No sé cómo describir ese momento, con la que nos ha hecho pasar en estos últimos años. Nunca pensé que apareciera sin más, y más de uno se lo imaginaba de paseo en un yate por las aguas del Caribe y una piña colada en la mano. Pero ahí estaba él. Rodríguez de Castro, el ex delegado de Zona Franca que se marchó de Cádiz sin justificar 100 millones de las antiguas pesetas -está pendiente de sentencia en el Tribunal de Cuentas- y a quién la Abogacía del Estado reclama por prevaricación y apropiación indebida en el caso Rilco, se presentó el miércoles ante el juez en Cádiz con un aspecto inmejorable (alguién dijo que estaba gravemente enfermo) y con la tranquilidad del que no ha matado ni a una mosca.

Curiosamente, su defensa parece ir enfocada en la misma línea que la de su sucesor, Miguel Osuna, con quien hay quien dice que tuvo un encuentro esa misma mañana o, al menos, sus letrados. Sí está visto que ambos escudarán su gestión en la actuación de la abogacía del Estado, que ya en su día dijo con el caso Quality que ellos sólo estaban para asesorar y que luego era el político el que tenía la última palabra.

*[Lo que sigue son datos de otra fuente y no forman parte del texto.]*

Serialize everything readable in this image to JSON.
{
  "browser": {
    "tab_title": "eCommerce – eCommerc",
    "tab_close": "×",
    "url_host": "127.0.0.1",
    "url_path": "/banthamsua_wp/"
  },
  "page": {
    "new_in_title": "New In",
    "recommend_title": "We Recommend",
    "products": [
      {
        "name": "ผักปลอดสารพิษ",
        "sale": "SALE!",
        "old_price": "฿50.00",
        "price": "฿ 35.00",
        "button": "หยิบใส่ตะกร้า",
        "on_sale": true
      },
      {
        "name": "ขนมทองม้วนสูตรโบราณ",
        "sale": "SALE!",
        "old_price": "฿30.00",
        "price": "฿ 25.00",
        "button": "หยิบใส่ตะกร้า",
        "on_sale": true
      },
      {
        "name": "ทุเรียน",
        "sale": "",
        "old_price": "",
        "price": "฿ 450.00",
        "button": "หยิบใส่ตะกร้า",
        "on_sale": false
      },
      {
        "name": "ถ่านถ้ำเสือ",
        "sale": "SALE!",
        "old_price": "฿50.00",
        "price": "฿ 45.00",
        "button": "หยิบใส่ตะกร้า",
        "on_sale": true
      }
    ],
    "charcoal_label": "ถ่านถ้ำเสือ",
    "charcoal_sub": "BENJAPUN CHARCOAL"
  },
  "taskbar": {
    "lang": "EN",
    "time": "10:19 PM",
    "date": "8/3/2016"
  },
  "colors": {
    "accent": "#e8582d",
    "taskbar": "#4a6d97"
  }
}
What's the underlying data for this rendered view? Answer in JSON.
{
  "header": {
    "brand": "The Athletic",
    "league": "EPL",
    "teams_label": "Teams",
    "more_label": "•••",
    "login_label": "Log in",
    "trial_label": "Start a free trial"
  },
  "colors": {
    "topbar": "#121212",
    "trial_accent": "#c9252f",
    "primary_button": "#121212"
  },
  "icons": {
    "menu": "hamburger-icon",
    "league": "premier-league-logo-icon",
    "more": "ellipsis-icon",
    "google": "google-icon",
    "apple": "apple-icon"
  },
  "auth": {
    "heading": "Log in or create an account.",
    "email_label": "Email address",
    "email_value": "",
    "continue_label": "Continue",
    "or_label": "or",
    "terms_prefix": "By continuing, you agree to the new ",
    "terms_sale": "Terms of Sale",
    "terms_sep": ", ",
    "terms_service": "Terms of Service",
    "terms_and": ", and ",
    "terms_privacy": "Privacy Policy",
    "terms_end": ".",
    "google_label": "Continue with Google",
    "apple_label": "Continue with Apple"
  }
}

Lo cierto es que con sus comentarios sobre su infancia en Cádiz, sus recuperaciones en San Felipe Neri y sus estancias veraniegas en la ciudad desde que tenía tres años daba la apariencia de no haber roto un plato.

Encima contestó una por una a todas las preguntas que le hicieron los medios que le esperaban a la salida del juzgado, sin titubear y seguro de sí mismo. Algo ha aprendido del arte del gaditano. Y entre listos anda el juego. Si no, que se lo digan a Francisco Casto, el inspector médico que permanece en prisión por un presunto caso de fraude a la Seguridad Social y que dicen que ya anda en la cárcel como pez en el agua y hasta le conocen como el «médico del patio».